To investigate the significance of spontaneous hepatitis B e antigen (HBeAg) seroconversion during childhood, 415 hepatitis B surface antigen (HBsAg) carrier children (ages 0 to 15 years) were prospectively followed for 7.1 ± 2.9 years. Hepatitis B virus (HBV) markers and liver function profiles of each child were tested at least once every 6 months. Among them, 50 were initially anti-HBe positive and 140 seroconverted from HBeAg to anti-HBe during follow-up. Before HBeAg seroconversion, jaundice occurred in 9 and alanine transaminase (ALT) activities elevated in 99 of the 140 seroconverters. Serum ALT returned to normal in all patients within 1 to 5 years of seroconversion.

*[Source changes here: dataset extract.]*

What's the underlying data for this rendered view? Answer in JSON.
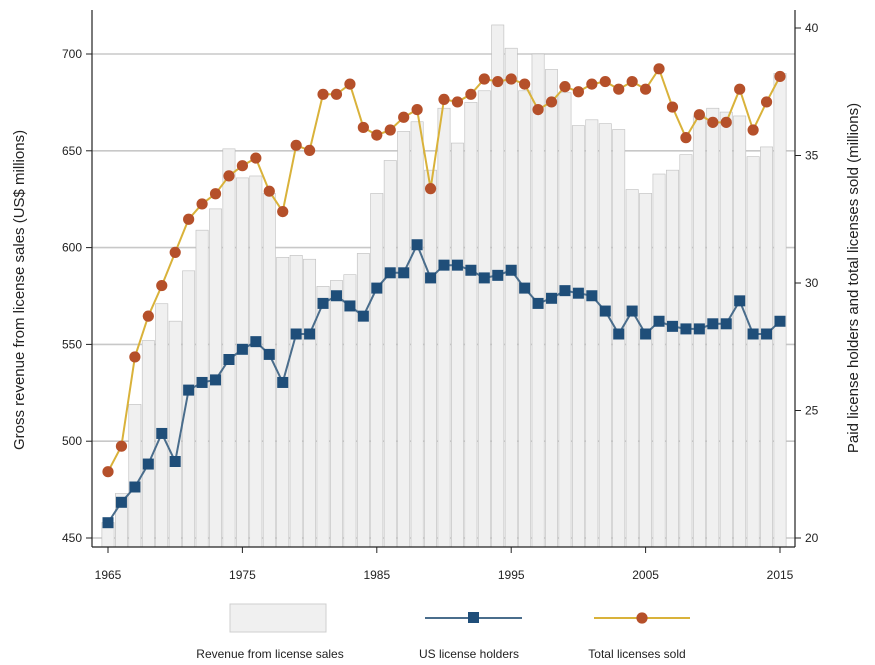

Six had reelevated ALT later after seroconversion. Only 7 (9.7%) of the 72 carrier infants seroconverted before 3 years of age. The peak ALT levels in five of them exceeded 100 IU/L, and two had jaundice before HBeAg seroconversion. One of the early seroconverters developed hepatocellular carcinoma (HCC) at 11 years of age, although his liver function profiles remained normal after HBeAg seroconversion. Liver biopsy specimens from 30 children during the anti-HBe-positive stage showed inactive cirrhosis in 2 (including one with HCC), chronic hepatitis with marked fibrosis in 1, mild activity and moderate fibrosis in 2, mild activity and mild fibrosis in 9, and minimal histologic changes in the remaining 16. Although most will achieve a normalization of ALT and inactive liver histologic changes, the seroconversion of HBsAg carrier children from HBeAg to anti-HBe is not necessarily an indicator of favorable prognosis; a small proportion of children will develop cirrhosis or even HCC. (Hepatology 1995; 22: 1387–1392).